Denomination: AR Drachm
Obverse: Bust right.
Reverse: Brahamic script around "3 peaks".
Weight: 2.1 gms
Diameter: 13.9 mm
Comment: Also known as Shakas (originally Scythians?) Script on reverse goes something like: "King, great-satrap, master (name of father),King, great-satrap, master, Viradaman"


In the north west of India, there ruled two dynasties of Satrapas (Sakas or Scythians) with considerable independence under Pahlava (Parthian) suzerains. These are commonly referred to as Western Satraps due to their reign in the western region of India and Malwa. The shorter lived of the two dynasties was the family Kshaharata of which only the rulers Abhiraka, Bhumaka and Nahapana are known, and only through their coinage. Nahapan was probably the last ruler of the Kshaharata dynasty. His territory included Gujarat to Ujjain and Nasik. But soon, he lost his territory to Satavahanas due to the conflict with the kingdoms of the northern Deccan and the Ganges valley.

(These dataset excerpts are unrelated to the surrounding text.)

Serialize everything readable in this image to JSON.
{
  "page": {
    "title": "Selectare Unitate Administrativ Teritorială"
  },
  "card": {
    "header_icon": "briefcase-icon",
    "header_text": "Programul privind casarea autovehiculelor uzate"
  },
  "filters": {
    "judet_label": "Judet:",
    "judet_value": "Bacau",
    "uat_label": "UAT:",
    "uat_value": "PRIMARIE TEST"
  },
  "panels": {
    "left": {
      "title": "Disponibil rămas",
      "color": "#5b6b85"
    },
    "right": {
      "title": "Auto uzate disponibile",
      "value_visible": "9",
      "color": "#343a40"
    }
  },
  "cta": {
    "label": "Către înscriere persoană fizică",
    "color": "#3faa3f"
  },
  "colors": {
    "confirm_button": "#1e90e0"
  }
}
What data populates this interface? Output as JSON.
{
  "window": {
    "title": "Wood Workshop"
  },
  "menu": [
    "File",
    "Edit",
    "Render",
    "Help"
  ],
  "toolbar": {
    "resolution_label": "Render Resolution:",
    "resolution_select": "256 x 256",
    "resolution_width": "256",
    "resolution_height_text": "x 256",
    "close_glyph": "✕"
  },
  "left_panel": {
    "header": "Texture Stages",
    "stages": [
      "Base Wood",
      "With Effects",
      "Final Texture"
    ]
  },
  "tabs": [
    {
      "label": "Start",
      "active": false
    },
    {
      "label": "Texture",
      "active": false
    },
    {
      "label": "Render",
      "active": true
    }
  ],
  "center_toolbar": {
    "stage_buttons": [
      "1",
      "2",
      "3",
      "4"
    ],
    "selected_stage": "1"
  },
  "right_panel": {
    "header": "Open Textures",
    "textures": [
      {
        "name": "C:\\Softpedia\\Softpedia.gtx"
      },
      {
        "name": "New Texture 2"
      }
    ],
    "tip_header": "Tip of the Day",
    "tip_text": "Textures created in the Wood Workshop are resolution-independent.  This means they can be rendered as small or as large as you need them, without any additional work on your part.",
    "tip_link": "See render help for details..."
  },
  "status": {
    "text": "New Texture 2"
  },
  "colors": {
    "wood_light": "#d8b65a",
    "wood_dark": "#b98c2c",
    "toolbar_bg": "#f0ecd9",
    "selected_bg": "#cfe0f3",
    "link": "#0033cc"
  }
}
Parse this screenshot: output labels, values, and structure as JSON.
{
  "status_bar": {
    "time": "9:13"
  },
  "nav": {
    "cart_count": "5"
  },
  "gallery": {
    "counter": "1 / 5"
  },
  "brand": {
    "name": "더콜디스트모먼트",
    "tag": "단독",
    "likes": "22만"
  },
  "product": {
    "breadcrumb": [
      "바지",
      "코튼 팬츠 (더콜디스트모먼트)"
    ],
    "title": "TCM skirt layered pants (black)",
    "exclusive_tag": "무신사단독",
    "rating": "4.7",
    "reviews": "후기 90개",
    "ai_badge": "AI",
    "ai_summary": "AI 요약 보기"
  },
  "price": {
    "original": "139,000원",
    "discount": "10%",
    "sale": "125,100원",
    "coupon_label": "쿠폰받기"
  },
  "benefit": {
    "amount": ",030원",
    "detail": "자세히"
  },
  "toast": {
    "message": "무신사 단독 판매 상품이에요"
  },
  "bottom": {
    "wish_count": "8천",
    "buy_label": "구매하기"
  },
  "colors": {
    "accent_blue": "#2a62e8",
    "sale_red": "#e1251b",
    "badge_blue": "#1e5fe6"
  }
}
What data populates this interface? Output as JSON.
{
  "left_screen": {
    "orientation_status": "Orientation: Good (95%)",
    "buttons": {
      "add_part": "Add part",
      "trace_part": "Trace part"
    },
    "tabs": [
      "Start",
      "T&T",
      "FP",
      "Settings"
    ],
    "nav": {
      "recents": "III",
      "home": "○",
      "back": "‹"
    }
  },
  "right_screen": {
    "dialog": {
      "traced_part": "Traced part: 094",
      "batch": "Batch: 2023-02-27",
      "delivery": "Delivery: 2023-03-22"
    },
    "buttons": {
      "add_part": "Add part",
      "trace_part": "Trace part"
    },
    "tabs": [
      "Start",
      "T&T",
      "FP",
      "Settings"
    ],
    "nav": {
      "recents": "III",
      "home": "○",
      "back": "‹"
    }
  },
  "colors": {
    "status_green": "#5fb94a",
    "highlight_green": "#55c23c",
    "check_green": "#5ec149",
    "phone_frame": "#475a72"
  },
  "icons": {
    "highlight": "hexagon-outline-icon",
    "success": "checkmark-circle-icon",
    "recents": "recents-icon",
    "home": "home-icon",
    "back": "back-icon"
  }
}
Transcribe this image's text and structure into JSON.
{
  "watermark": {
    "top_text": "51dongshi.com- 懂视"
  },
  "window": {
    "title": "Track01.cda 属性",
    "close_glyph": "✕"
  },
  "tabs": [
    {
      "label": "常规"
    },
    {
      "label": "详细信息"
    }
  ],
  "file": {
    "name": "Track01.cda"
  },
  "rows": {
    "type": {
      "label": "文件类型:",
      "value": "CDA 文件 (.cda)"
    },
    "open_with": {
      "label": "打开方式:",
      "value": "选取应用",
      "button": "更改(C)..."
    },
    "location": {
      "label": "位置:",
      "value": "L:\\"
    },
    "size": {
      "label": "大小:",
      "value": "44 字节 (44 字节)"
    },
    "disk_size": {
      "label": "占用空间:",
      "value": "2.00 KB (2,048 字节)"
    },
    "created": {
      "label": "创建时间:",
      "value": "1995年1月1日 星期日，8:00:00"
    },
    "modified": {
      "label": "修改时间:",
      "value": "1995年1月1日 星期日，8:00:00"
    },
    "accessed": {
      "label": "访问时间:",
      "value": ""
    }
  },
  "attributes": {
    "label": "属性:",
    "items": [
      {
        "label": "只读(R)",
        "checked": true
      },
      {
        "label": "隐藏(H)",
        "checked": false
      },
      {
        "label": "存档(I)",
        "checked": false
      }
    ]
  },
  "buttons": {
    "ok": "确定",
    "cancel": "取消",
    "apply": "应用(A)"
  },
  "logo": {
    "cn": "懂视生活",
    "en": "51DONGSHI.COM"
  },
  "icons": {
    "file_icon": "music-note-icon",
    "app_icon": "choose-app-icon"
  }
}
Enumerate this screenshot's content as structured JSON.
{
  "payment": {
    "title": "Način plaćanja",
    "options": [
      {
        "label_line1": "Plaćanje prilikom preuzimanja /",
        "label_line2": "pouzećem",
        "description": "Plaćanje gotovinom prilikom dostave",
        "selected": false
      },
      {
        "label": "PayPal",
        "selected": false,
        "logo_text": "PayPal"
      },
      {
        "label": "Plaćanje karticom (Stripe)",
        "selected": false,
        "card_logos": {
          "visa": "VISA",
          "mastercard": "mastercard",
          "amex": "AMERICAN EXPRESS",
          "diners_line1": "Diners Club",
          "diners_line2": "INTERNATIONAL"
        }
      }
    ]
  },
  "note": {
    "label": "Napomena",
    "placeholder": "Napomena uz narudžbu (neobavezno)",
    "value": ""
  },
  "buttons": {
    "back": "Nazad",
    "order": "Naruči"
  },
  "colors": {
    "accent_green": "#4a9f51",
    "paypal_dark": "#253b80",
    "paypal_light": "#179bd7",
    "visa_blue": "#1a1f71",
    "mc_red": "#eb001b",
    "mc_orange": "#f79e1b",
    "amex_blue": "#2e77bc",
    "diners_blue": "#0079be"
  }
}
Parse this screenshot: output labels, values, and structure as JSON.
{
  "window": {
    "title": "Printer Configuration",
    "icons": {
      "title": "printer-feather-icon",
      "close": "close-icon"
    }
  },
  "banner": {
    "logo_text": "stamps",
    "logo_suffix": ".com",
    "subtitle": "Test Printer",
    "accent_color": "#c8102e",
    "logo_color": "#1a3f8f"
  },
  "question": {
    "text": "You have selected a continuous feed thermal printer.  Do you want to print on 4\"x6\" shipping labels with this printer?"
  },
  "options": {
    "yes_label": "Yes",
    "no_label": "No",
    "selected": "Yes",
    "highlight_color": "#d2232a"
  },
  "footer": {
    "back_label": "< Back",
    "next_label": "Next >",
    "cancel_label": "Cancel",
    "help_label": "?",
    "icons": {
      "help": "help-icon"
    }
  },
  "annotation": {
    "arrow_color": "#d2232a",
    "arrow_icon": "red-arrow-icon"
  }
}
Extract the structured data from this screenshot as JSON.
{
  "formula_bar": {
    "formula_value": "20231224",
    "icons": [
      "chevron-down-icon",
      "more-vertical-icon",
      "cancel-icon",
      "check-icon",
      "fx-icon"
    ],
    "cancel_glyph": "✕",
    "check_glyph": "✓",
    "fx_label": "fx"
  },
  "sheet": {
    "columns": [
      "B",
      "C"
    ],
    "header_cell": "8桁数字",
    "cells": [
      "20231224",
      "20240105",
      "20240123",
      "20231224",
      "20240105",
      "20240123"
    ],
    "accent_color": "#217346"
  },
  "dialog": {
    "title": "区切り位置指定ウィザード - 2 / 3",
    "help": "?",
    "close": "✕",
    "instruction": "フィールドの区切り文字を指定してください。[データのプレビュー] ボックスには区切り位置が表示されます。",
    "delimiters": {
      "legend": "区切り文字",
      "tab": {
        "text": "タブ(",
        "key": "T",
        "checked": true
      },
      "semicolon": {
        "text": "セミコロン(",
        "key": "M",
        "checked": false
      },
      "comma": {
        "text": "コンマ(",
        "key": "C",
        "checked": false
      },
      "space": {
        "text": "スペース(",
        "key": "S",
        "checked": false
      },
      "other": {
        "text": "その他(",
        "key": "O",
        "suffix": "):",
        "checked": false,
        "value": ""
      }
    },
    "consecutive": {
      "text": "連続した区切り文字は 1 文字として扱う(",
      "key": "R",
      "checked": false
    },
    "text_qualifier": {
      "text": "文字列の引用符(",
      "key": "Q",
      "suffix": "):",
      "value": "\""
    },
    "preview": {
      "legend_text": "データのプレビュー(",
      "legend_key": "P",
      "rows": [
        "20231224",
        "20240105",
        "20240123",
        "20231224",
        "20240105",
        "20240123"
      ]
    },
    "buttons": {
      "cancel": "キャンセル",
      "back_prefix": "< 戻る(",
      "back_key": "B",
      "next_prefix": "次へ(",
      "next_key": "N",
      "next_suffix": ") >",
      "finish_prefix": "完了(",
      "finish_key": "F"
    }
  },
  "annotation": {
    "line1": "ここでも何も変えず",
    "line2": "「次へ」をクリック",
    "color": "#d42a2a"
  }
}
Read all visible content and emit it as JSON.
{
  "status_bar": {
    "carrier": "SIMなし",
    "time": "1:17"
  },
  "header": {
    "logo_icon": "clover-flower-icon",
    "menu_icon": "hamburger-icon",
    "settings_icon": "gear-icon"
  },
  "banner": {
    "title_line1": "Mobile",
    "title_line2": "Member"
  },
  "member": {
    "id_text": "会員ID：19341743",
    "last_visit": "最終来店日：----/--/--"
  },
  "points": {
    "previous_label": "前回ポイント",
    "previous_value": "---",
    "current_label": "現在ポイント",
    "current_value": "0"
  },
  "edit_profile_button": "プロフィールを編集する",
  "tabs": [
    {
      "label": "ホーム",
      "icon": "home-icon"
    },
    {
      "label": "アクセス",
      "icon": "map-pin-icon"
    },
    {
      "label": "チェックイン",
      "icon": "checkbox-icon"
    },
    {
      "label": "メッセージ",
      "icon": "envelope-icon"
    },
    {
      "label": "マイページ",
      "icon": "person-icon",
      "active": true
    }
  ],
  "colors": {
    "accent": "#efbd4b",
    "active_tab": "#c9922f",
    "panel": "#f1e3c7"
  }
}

In 130 AD, Rudradaman I, son of Jayadaman established a line of ten rulers of the Castana family. With the declining Kushan power, he strengthened his reign and took the title Mahakshatrapa, but soon had trouble from the Satavahanas. The conflict was resolved by the giving of Rudradaman's daughter to the Satavahana king. However, that did not stop Rudradaman from waging a war against the Satavahanas, who he managed to defeat twice.

After the death of Rudradaman, little is known. Damajadasari was the son and successor of Rudradaman I. However it was Rudrasimha I, the brother of Rudradaman that ascended the throne instead of his son, Jivadaman. Rudrasena I, the son of Rudrasimha I was the next Satrap. He was followed by many insignificant satraps. Rudrasimha III, was killed by Chandragupta II (Vikramadhitya) while sacking the Saka capital in 388 AD, ushering in the Gupta period. The dynasty seems to have ended with the death of Visvasena, the son of Bhartridaman.